Launching an employer brand is just the first step. How can we effectively shift to long-lasting brand management and get ahead of the potential risks? Here at exaqueo, we think it’s about having employer brand governance in place.
While externally we can’t control what employees and candidates say about our workplaces, we can put a strategy in place to underpin the day-to-day management of our employer brand. Doing so allows us to ensure employer brand adoption and sustainability for years to come. This strategy is employer brand governance, and it boils down to these four key components: People, Policy, Process and Toolkit.
PEOPLE: After an initial employer brand launch, where we’ve seen organizations fail is when they do not have the right person or team in the right place to carry the torch. The employer brand work becomes tasks recruiters are expected to do “off the side of their desks,” making it more about checking off a to-do list versus effectively managing a brand.
Leaders must ask themselves: do we have the right people in the right role to lead our employer brand strategy and daily execution?
POLICY: As employer brand professionals, there are policies that we must know and work within. They include a company’s code of conduct, PR policies (knowing what you can and cannot say on behalf of your organization), and social media policies. Where we have seen pitfalls arise is when organizations are decentralized and information doesn’t trickle down to a local or line level.
Leaders must ask themselves: what are the HR, marketing and legal policies and guardrails in place that our employer brand must follow?

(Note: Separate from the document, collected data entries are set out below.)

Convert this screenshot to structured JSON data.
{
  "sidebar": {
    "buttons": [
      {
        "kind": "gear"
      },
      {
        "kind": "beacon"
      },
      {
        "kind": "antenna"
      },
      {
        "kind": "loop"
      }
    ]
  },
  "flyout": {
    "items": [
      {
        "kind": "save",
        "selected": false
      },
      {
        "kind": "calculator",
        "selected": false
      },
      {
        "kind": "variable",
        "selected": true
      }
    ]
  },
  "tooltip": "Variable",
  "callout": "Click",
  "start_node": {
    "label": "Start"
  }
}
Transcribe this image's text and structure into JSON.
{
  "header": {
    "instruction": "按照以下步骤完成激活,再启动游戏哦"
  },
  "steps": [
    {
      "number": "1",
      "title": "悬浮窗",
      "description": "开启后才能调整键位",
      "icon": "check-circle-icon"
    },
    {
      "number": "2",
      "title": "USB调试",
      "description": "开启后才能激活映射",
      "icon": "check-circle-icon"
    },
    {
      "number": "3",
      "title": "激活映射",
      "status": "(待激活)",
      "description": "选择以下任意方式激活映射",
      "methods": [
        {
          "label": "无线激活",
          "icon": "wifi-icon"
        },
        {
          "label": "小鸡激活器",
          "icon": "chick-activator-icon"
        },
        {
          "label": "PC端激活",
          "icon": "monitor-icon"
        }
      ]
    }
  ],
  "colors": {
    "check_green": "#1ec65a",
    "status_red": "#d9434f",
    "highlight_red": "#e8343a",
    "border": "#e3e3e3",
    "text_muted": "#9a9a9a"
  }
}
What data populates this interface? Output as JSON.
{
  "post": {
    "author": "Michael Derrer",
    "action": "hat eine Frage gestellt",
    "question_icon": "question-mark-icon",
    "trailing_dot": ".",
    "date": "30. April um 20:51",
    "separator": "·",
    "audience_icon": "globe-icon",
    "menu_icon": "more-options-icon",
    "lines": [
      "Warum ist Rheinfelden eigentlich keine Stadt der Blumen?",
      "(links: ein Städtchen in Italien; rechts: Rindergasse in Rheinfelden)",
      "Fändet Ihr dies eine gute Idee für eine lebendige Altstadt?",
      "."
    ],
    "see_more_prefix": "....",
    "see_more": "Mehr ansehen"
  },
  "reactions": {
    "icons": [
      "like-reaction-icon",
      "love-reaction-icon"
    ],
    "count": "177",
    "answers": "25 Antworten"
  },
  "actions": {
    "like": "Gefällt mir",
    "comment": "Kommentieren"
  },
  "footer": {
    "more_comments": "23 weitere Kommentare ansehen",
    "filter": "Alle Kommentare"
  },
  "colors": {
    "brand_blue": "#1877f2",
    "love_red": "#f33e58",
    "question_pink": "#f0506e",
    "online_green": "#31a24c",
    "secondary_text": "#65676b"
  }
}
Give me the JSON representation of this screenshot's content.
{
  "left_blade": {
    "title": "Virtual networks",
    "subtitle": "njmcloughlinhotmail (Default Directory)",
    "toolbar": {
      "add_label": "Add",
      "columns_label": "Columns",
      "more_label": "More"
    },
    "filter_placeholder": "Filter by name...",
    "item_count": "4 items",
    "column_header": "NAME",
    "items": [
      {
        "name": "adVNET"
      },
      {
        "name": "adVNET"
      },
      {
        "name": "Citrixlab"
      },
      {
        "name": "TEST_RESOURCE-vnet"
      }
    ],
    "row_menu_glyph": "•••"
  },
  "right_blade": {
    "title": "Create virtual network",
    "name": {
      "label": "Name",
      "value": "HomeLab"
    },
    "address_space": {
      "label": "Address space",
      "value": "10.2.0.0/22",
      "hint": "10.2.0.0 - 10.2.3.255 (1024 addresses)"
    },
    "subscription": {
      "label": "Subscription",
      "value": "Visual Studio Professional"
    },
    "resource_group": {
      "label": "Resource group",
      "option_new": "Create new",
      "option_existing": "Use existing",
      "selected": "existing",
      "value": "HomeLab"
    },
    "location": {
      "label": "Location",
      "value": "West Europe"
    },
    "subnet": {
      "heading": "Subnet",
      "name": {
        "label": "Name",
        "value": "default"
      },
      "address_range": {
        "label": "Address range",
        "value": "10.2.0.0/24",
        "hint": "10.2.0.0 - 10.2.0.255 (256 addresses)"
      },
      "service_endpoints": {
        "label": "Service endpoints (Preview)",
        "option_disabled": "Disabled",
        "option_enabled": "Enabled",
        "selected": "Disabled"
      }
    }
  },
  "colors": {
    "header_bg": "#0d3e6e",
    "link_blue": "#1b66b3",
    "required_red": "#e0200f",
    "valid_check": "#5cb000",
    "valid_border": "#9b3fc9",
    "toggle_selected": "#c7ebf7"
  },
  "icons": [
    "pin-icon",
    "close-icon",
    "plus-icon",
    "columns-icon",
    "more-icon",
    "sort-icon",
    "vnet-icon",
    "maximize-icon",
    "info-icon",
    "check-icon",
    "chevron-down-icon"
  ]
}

Do our people have the proper skills and training in these areas? Are we effectively communicating our policies to our teams?
PROCESS: Many corporate communications and marketing teams have processes in place before any asset goes live. This may include the CEO sign-off on all commercials or the CMO approving all press releases. There are checks and balances. There is a chain of command and approvals. But when it comes to employer branding and recruitment marketing, which is often a new role to many organizations, there is a lack of process maturity in requesting and approving assets. This creates inconsistencies and will quickly dilute the employer brand.
Leaders must ask themselves: do we have a defined process in place for accepting requests and approving materials? How do we best define and set up these processes?
TOOLKIT: Many employer brand “teams” are equal to one individual contributor or (if you’re lucky) a small, lean team of two or three people. However, these individuals wear many hats in support of large organizations and massive talent acquisition and/or retention goals. Having the right toolkit to support everyday employer brand management will help drive consistency. For example, a centralized, self-service job template and image library helps stakeholders adopt and extend the employer brand, without reinventing the wheel.
Leaders must ask themselves: do we have templates, tools and technologies in place to help our teams align and activate the employer brand, whether it’s at the corporate or local level?
Effective employer brand governance isn’t about policing your people and reprimanding them for improper logo usage. It is about thinking ahead and having a strategy. It’s about communicating to and empowering your teams by knowing who to work with, the policies to work within, and the processes and tools by which work gets done. And most importantly …
… it’s about keeping your employer brand strong and long-lasting.